Why The Trade War Won't Sink The Stock Market

 | May 24, 2019 03:04AM ET

This post was written exclusively for Investing.com.

The stock market has been resilient in the face of the rising trade tensions between the U.S. and China, with the S&P 500 falling about 5% from its May 3 close of 2,945.64. Certainly not a massive decline given all the warnings of economic doom that a potential trade war could have on the U.S., China, and the global economy. Is it the calm before the storm, or will the rising tensions have a much smaller effect than some dread? At this point, with the S&P 500 still trading near its all-time highs, it is hard to get nervous.

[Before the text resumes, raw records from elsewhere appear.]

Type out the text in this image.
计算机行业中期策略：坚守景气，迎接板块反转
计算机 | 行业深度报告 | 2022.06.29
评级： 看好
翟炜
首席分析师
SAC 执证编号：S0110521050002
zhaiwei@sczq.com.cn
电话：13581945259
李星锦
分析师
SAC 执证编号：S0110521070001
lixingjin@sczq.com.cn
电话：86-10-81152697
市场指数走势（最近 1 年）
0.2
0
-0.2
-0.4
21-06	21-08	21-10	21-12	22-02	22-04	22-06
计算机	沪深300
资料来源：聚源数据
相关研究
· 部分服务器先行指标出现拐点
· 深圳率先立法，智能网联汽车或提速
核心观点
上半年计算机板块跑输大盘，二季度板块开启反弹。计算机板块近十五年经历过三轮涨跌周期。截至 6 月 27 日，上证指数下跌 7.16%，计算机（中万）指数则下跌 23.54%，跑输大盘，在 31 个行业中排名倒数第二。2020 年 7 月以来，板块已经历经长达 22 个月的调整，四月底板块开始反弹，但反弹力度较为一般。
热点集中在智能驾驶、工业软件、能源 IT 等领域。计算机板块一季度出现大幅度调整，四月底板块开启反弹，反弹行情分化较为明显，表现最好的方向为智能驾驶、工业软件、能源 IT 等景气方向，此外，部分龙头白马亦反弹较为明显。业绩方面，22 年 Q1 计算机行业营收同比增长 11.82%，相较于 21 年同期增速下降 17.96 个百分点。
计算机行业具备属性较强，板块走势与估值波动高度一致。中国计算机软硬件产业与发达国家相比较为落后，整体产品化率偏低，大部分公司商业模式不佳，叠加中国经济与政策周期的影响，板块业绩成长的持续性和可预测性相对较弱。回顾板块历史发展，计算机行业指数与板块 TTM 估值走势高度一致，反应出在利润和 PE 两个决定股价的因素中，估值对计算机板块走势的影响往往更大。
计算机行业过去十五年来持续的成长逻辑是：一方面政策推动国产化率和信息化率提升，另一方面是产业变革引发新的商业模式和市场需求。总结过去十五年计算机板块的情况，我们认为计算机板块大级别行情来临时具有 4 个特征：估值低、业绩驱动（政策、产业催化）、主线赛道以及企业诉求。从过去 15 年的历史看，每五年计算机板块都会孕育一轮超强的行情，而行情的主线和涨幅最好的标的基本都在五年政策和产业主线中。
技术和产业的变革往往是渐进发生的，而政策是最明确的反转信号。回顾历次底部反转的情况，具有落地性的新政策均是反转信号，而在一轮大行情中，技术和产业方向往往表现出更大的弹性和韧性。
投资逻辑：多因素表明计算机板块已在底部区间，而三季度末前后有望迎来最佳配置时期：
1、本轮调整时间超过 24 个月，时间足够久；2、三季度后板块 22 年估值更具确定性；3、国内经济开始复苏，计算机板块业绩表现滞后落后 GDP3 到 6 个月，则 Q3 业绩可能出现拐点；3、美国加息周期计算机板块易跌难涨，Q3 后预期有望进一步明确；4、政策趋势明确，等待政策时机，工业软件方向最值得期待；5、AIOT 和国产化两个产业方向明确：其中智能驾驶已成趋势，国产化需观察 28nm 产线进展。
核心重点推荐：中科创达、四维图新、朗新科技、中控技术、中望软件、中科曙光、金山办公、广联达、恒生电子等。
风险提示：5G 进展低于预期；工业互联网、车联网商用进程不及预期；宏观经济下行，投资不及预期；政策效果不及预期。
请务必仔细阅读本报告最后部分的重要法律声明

Despite the dire proclamations, it seems entirely possible that a trade war may not have a big hit on the U.S. economy. The most obvious reason: the value of the Chinese currency itself, the renminbi, also known as the yuan. Since the trade war started in 2018, the yuan has devalued by as much as 11% versus the dollar. A cheaper currency may very well soften the blow or even neutralize any tariffs imposed on China by the U.S.

Still, investors are nervous a trade war could hurt earnings in the U.S. But even a 4.5% a decline in the S&P 500 estimates forecast by some analysts would leave the S&P 500 trading at 16 times its 2020 estimates, which is below the historical average of one years forward PE of 17 to 18.